Bei näherer Betrachtung fallen die schemenhaften Gestalten ins Auge, die sich in einigen Bildhintergründen tummeln. Schattenartige Umrisse von Katzen und Hunden deuten auf die Krafttiere Urbaneks hin. Sie verhalten sich größtenteils unauffällig, eine Katze legt die Pfote ermutigend auf die Schulter einer Person – ganz, wie es sich für einen vierbeinigen Schutzpatron gehört. Viele der Darstellungen sind Selbstporträts und zeigen Urbanek mit auffälliger Brille und Kopfhörern. Während manche Protagonist*innen geschäftig an Knöpfen vermeintlicher Mischpulte drehen, bedienen andere sonderbare Maschinen.

Auf dem Bild ist eine Person zu sehen, die an einer unbekannten Apparatur herumwerkelt. Im Hintergrund ist schemenhaft ein Tier abgebildet, vielleicht handelt es sich um einen Hund.
Emil Urbanek, not sure what for, 2023. Weserhalle, Credits: @dotgain.info.

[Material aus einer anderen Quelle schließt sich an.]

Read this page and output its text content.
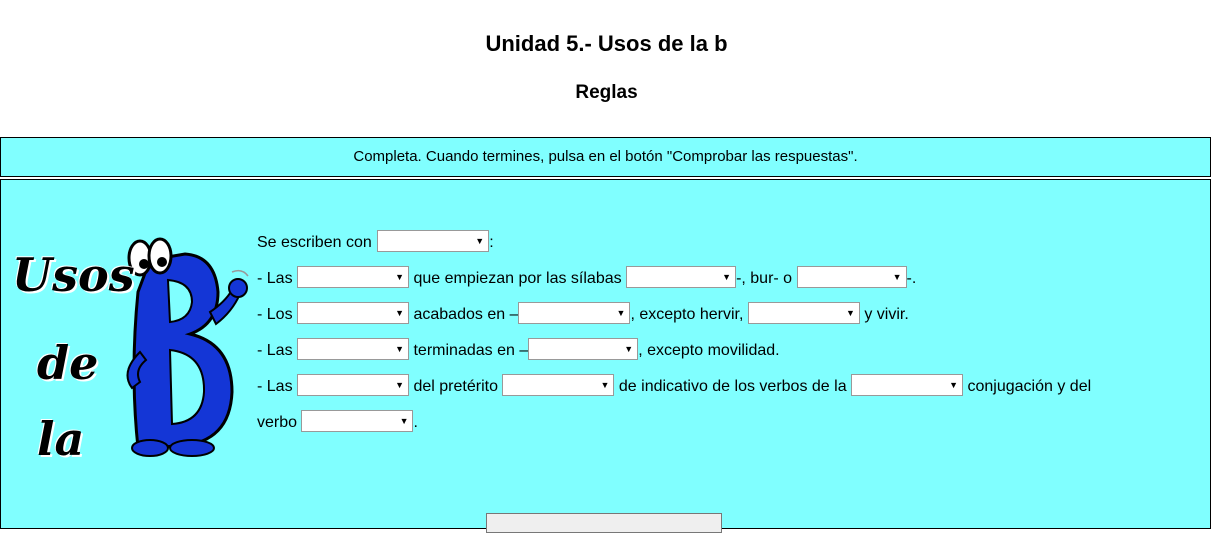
Unidad 5.- Usos de la b
Reglas
Completa. Cuando termines, pulsa en el botón "Comprobar las respuestas".
Usos
de
la
Se escriben con	▼ :
- Las	▼ que empiezan por las sílabas	▼ -, bur- o	▼ -.
- Los	▼ acabados en –	▼ , excepto hervir,	▼ y vivir.
- Las	▼ terminadas en –	▼ , excepto movilidad.
- Las	▼ del pretérito	▼ de indicativo de los verbos de la	▼ conjugación y del
verbo	▼ .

Das Spannende an den Darstellungen ist ihre beruhigende Unklarheit. Viele der Szenerien oder Objekte sind nicht eindeutig definierbar. Stattdessen vermitteln sie eher eine Idee, eine Erfahrung oder ein Gefühl. Passenderweise hat Urbanek eine Arbeit sogar „not sure what for“ genannt. All die Gemälde zeigen Momente des Dazwischen. Hier existieren Wirkliches, Unwirkliches und Eventuell-irgendwann-Wirkliches nebeneinander: das Lieblingstier als Schutzpatron, die Erinnerung an die letzte Party und das Erkunden der eigenen Identität. „In Pears“ präsentiert ein intimes malerisches Werk, das gleichzeitig ein stolzes Zurschaustellen von Selbstfürsorge und ein elegantes Egalsein ausstrahlt.

WANN: Emil Urbaneks Einzelausstellung „In Pears“ läuft noch bis zum 15. April.
WO: Weserhalle, Weserstraße 46, 12045 Berlin.